In a Jewish Heritage Month proclamation, someone in the administration thought it would be a good idea to mention Aaron Copland, Albert Einstein, Louis Brandeis — and Gertrude Stein? Bad timing: Thanks to a major exhibit of her famed art collection at the Metropolitan Museum of Art, a number of prominent Jews — Alan Dershowitz among them — pointed out her very, very sketchy reputation as a Vichy sympathizer during the Nazi occupation of France. Hardly a proud Jew to begin with, Stein suggested in 1934 that Hitler should receive the Nobel Prize, became a fan of Vichy’s collaborationist leader Marshall Petain, and rode out the occupation thanks to her friend and protector, the collaborator and Nazi agent Bernard Fay. Like the White House, the Met heeded the complaints and has agreed to add signage at the exhibit referring to this noisome history.
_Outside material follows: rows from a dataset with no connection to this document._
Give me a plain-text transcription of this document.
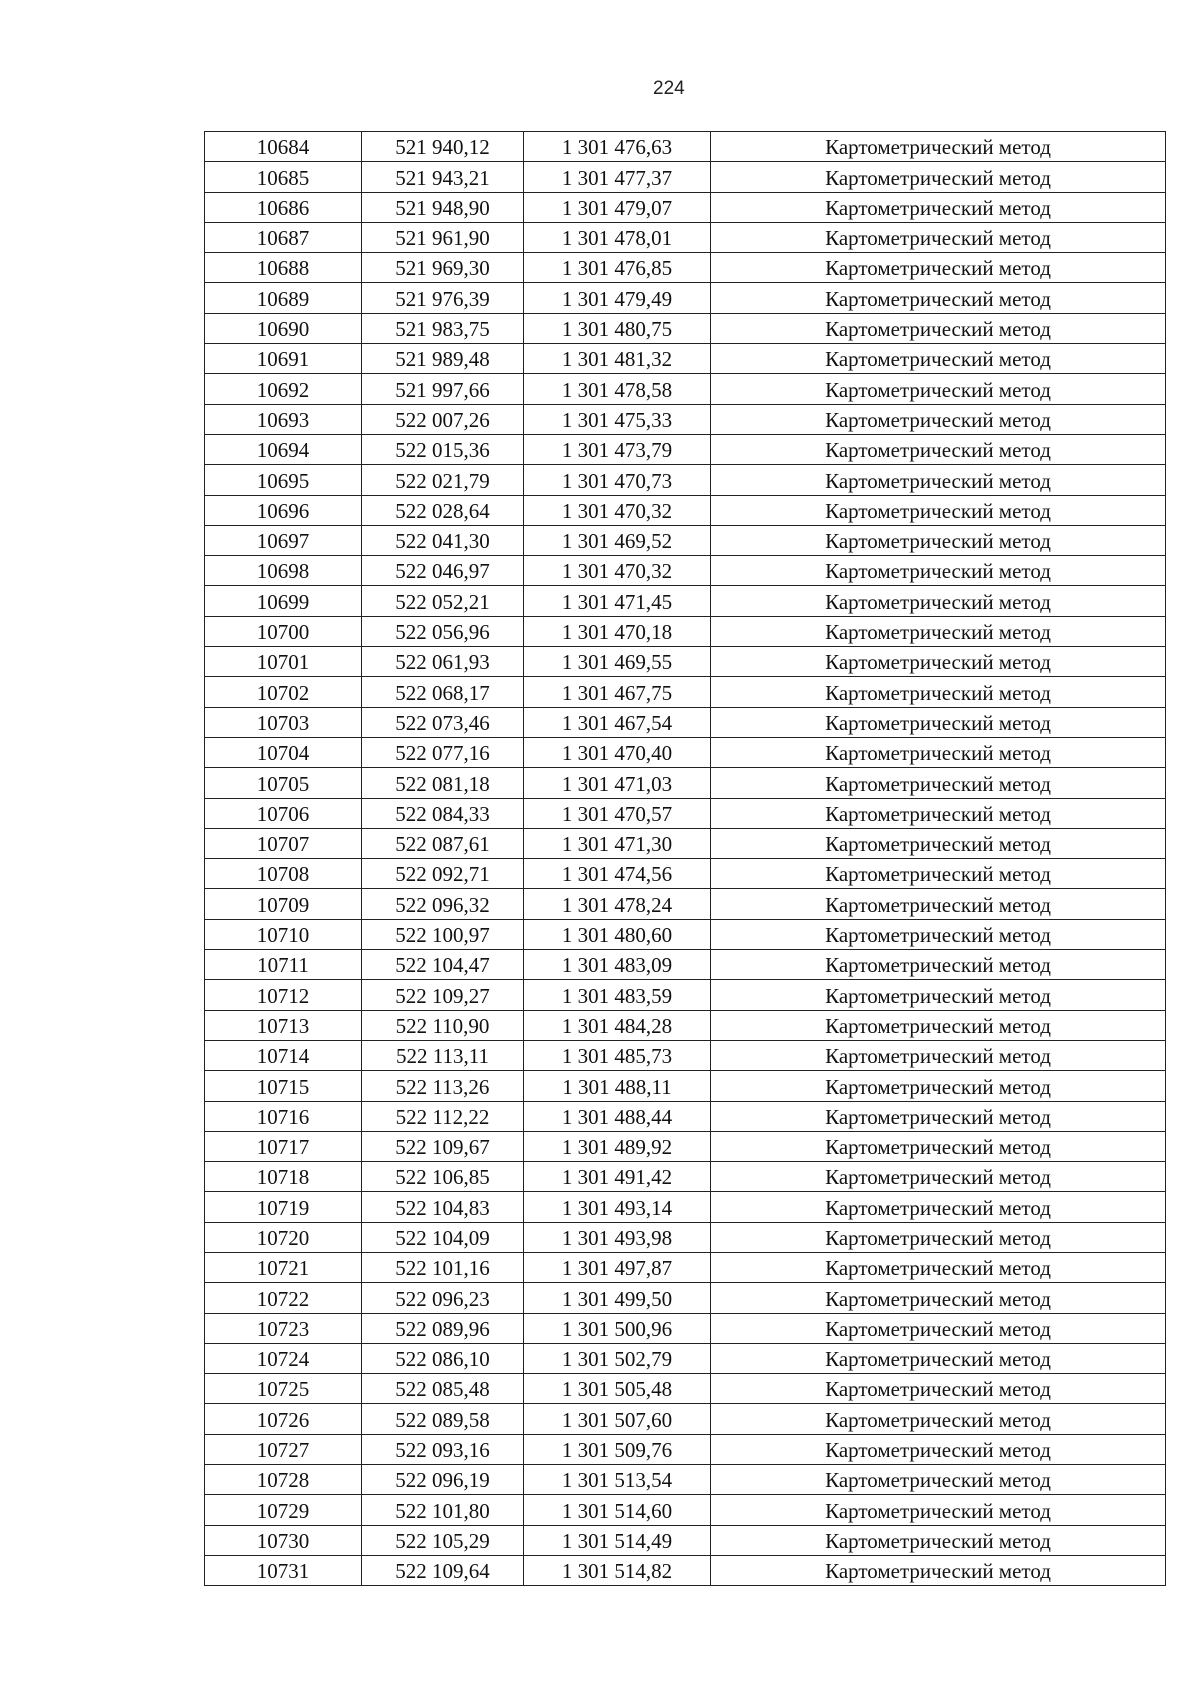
224
10684	521 940,12	1 301 476,63	Картометрический метод
10685	521 943,21	1 301 477,37	Картометрический метод
10686	521 948,90	1 301 479,07	Картометрический метод
10687	521 961,90	1 301 478,01	Картометрический метод
10688	521 969,30	1 301 476,85	Картометрический метод
10689	521 976,39	1 301 479,49	Картометрический метод
10690	521 983,75	1 301 480,75	Картометрический метод
10691	521 989,48	1 301 481,32	Картометрический метод
10692	521 997,66	1 301 478,58	Картометрический метод
10693	522 007,26	1 301 475,33	Картометрический метод
10694	522 015,36	1 301 473,79	Картометрический метод
10695	522 021,79	1 301 470,73	Картометрический метод
10696	522 028,64	1 301 470,32	Картометрический метод
10697	522 041,30	1 301 469,52	Картометрический метод
10698	522 046,97	1 301 470,32	Картометрический метод
10699	522 052,21	1 301 471,45	Картометрический метод
10700	522 056,96	1 301 470,18	Картометрический метод
10701	522 061,93	1 301 469,55	Картометрический метод
10702	522 068,17	1 301 467,75	Картометрический метод
10703	522 073,46	1 301 467,54	Картометрический метод
10704	522 077,16	1 301 470,40	Картометрический метод
10705	522 081,18	1 301 471,03	Картометрический метод
10706	522 084,33	1 301 470,57	Картометрический метод
10707	522 087,61	1 301 471,30	Картометрический метод
10708	522 092,71	1 301 474,56	Картометрический метод
10709	522 096,32	1 301 478,24	Картометрический метод
10710	522 100,97	1 301 480,60	Картометрический метод
10711	522 104,47	1 301 483,09	Картометрический метод
10712	522 109,27	1 301 483,59	Картометрический метод
10713	522 110,90	1 301 484,28	Картометрический метод
10714	522 113,11	1 301 485,73	Картометрический метод
10715	522 113,26	1 301 488,11	Картометрический метод
10716	522 112,22	1 301 488,44	Картометрический метод
10717	522 109,67	1 301 489,92	Картометрический метод
10718	522 106,85	1 301 491,42	Картометрический метод
10719	522 104,83	1 301 493,14	Картометрический метод
10720	522 104,09	1 301 493,98	Картометрический метод
10721	522 101,16	1 301 497,87	Картометрический метод
10722	522 096,23	1 301 499,50	Картометрический метод
10723	522 089,96	1 301 500,96	Картометрический метод
10724	522 086,10	1 301 502,79	Картометрический метод
10725	522 085,48	1 301 505,48	Картометрический метод
10726	522 089,58	1 301 507,60	Картометрический метод
10727	522 093,16	1 301 509,76	Картометрический метод
10728	522 096,19	1 301 513,54	Картометрический метод
10729	522 101,80	1 301 514,60	Картометрический метод
10730	522 105,29	1 301 514,49	Картометрический метод
10731	522 109,64	1 301 514,82	Картометрический метод
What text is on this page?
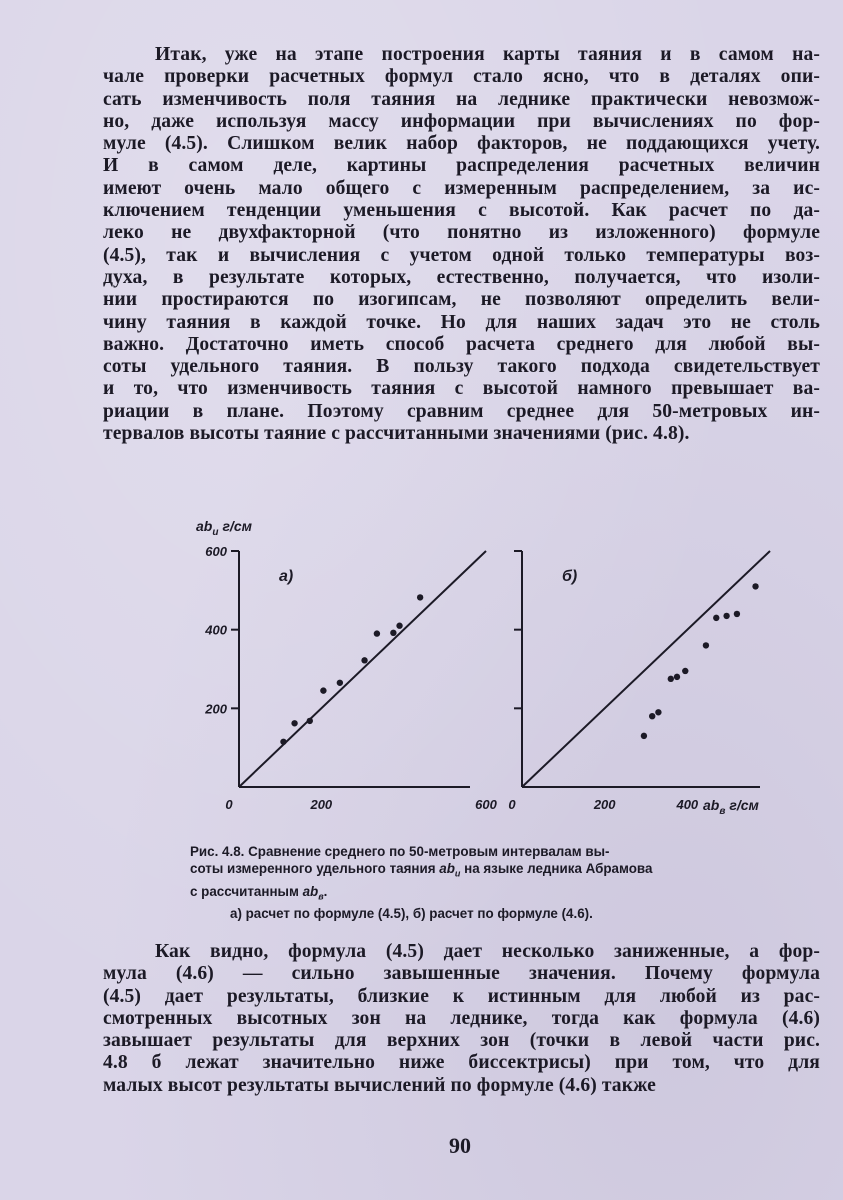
Итак, уже на этапе построения карты таяния и в самом на-

чале проверки расчетных формул стало ясно, что в деталях опи-

сать изменчивость поля таяния на леднике практически невозмож-

но, даже используя массу информации при вычислениях по фор-

муле (4.5). Слишком велик набор факторов, не поддающихся учету.

И в самом деле, картины распределения расчетных величин

имеют очень мало общего с измеренным распределением, за ис-

ключением тенденции уменьшения с высотой. Как расчет по да-

леко не двухфакторной (что понятно из изложенного) формуле

(4.5), так и вычисления с учетом одной только температуры воз-

духа, в результате которых, естественно, получается, что изоли-

нии простираются по изогипсам, не позволяют определить вели-

чину таяния в каждой точке. Но для наших задач это не столь

важно. Достаточно иметь способ расчета среднего для любой вы-

соты удельного таяния. В пользу такого подхода свидетельствует

и то, что изменчивость таяния с высотой намного превышает ва-

риации в плане. Поэтому сравним среднее для 50-метровых ин-

тервалов высоты таяние с рассчитанными значениями (рис. 4.8).

200
400
600
0	200	600
а)
$ab_и$ г/см
0	200	400
б)
$ab_в$ г/см
Рис. 4.8. Сравнение среднего по 50-метровым интервалам вы-
соты измеренного удельного таяния $ab_и$ на языке ледника Абрамова
с рассчитанным $ab_в$.
а) расчет по формуле (4.5), б) расчет по формуле (4.6).

Как видно, формула (4.5) дает несколько заниженные, а фор-

мула (4.6) — сильно завышенные значения. Почему формула

(4.5) дает результаты, близкие к истинным для любой из рас-

смотренных высотных зон на леднике, тогда как формула (4.6)

завышает результаты для верхних зон (точки в левой части рис.

4.8 б лежат значительно ниже биссектрисы) при том, что для

малых высот результаты вычислений по формуле (4.6) также

90
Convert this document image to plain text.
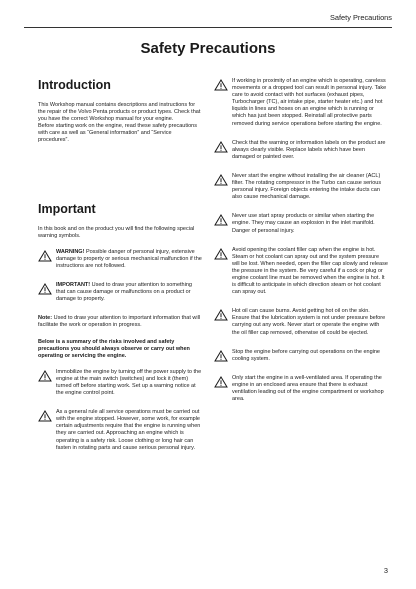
Safety Precautions
Safety Precautions
Introduction

This Workshop manual contains descriptions and instructions for the repair of the Volvo Penta products or product types. Check that you have the correct Workshop manual for your engine.

Before starting work on the engine, read these safety precautions with care as well as “General information” and “Service procedures”.

Important

In this book and on the product you will find the following special warning symbols.

WARNING! Possible danger of personal injury, extensive damage to property or serious mechanical malfunction if the instructions are not followed.

IMPORTANT! Used to draw your attention to something that can cause damage or malfunctions on a product or damage to property.

Note: Used to draw your attention to important information that will facilitate the work or operation in progress.

Below is a summary of the risks involved and safety precautions you should always observe or carry out when operating or servicing the engine.

Immobilize the engine by turning off the power supply to the engine at the main switch (switches) and lock it (them) turned off before starting work. Set up a warning notice at the engine control point.

As a general rule all service operations must be carried out with the engine stopped. However, some work, for example certain adjustments require that the engine is running when they are carried out. Approaching an engine which is operating is a safety risk. Loose clothing or long hair can fasten in rotating parts and cause serious personal injury.

If working in proximity of an engine which is operating, careless movements or a dropped tool can result in personal injury. Take care to avoid contact with hot surfaces (exhaust pipes, Turbocharger (TC), air intake pipe, starter heater etc.) and hot liquids in lines and hoses on an engine which is running or which has just been stopped. Reinstall all protective parts removed during service operations before starting the engine.

Check that the warning or information labels on the product are always clearly visible. Replace labels which have been damaged or painted over.

Never start the engine without installing the air cleaner (ACL) filter. The rotating compressor in the Turbo can cause serious personal injury. Foreign objects entering the intake ducts can also cause mechanical damage.

Never use start spray products or similar when starting the engine. They may cause an explosion in the inlet manifold. Danger of personal injury.

Avoid opening the coolant filler cap when the engine is hot. Steam or hot coolant can spray out and the system pressure will be lost. When needed, open the filler cap slowly and release the pressure in the system. Be very careful if a cock or plug or engine coolant line must be removed when the engine is hot. It is difficult to anticipate in which direction steam or hot coolant can spray out.

Hot oil can cause burns. Avoid getting hot oil on the skin. Ensure that the lubrication system is not under pressure before carrying out any work. Never start or operate the engine with the oil filler cap removed, otherwise oil could be ejected.

Stop the engine before carrying out operations on the engine cooling system.

Only start the engine in a well-ventilated area. If operating the engine in an enclosed area ensure that there is exhaust ventilation leading out of the engine compartment or workshop area.

3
You can well wonder, however, what a figure as assimilated and deracinated as Stein was doing on a list of Jewish role models in the first place. Partly it is our own fault: We often raise on pedestals Jews whose own sense of Jewish identity is meager, so long as they reflect well on us. You can also blame the Nazis and other anti-Semites: Who are we to count out of the community people who would be persecuted because of their background, however attenuated? Compare Stein to Irene Nemirovsky, another Parisian intellectual who cast off her Jewish identity but who would nonetheless be killed in Auschwitz. Should we claim her as a Jewish novelist? Dare we not?
Jewish identity and self-expression are elastic to begin with, so it has always done us good to pitch a big tent. But how big? Copland is better known for his lush prairie anthems than anything he did or said Jewishly. But his very presence on the classical stage brought credit to his people. I would say that so long as you don’t actually renounce or deny your own Jewish identity, you have a place in the Jewish conversation.
Which doesn’t mean it is an important place. I think the real Jewish heroes aren’t just good for the Jews, but there for the Jews. It’s not about belief or practice or affiliation but rather about a sense of family. Peoplehood means you consider yourself part of the family, and feel a sense of obligation and love for its members in good times and bad. It means you may drift away at times, but you stay in touch — and when you do come back, the family welcomes you home.